O réu criticou o poder público, acusando-o de se proteger por meio de suas três esferas (Executivo, Legislativo e Judiciário): "Temos o cheiro podre do protecionismo entre os poderes, tão relatado nas esferas federais dos grandes escândalos".

A defesa alegou que em nenhum momento o réu imputou aos promotores a prática de qualquer crime, se limitando a questionar o porquê de existirem provas e nada ser feito contra os fiscais. Disse ainda que seu cliente apenas externou seu sofrimento e indignação, falando em âmbito nacional.

Em depoimento, o promotor Joel Dutra disse que ficou magoado quando suas filhas, todas maiores de idade, o questionaram sobre o que "ele tinha feito", porque as pessoas estavam lhe acusando de ser corrupto.

Disse que ficou sabendo que falavam que ele favorecia entes públicos, que teria deixado as pessoas da prefeitura livres de qualquer procedimento. Reiterou que se sentiu bastante ofendido e atacado porque é promotor de Justiça há 20 anos e nunca se portou de modo que fosse contra sua consciência. E que não poderia suportar, em nome de uma dor, que espalhassem inverdades a respeito de sua honra.

Os promotores afirmaram ainda que durante todo o tempo sempre se reuniam com os pais da Associação dos Familiares das Vítimas e Sobreviventes de Santa Maria (AVTSM), da qual o réu é diretor jurídico, para manter clareza em relação ao caso. Que as inconformidades dos pais eram manifestadas nesses encontros, mas que todas eram compreensíveis.
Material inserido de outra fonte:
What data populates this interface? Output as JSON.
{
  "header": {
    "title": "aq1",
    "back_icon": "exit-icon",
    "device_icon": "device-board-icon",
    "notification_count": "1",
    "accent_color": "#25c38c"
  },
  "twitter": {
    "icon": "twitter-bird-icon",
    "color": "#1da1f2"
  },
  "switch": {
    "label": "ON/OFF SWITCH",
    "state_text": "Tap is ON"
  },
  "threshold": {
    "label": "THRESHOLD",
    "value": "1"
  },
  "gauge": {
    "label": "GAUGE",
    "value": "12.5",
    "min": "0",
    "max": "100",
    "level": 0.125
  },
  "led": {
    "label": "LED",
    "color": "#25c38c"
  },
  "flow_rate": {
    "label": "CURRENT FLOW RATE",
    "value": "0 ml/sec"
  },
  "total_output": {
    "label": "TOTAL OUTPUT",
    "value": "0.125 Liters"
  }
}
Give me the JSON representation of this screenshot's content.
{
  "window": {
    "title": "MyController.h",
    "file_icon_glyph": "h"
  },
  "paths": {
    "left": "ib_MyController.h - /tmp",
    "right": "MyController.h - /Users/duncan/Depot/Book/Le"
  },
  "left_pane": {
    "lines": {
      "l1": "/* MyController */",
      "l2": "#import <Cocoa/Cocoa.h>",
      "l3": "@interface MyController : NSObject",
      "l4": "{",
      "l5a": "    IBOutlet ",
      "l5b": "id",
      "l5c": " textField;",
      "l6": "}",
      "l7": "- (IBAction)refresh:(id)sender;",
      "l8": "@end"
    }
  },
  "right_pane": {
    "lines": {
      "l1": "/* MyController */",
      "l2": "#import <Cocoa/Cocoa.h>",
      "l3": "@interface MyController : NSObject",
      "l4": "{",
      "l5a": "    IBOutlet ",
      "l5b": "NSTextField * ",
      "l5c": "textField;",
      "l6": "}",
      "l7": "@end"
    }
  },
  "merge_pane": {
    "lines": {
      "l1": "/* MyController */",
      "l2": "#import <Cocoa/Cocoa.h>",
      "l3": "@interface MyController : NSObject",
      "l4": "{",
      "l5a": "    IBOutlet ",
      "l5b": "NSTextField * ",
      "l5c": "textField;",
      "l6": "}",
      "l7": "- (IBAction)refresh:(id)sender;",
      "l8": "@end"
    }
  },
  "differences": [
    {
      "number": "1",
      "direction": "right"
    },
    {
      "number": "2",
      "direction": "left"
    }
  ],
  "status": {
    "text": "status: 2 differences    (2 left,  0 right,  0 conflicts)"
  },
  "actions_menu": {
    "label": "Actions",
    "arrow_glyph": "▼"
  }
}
De acordo com Mauricio Trevisan, a partir de um determinado período, as manifestações começaram a mudar e ficaram mais enfáticas, levando fotos de cartazes e manifestações a audiências. Afirmou ainda que o ponto de tolerância foi ultrapassado com a publicação do artigo e com as manifestações feitas na internet.

Mera crítica
O juiz Leandro Sassi, titular da 2ª Vara Criminal da Comarca de Santa Maria, ao absolver o réu, explicou que, embora a acusação alegue que os promotores foram ofendidos, apontando que teriam praticado delito de prevaricação, se trata apenas de uma mera crítica quanto à atuação dos membros do MP.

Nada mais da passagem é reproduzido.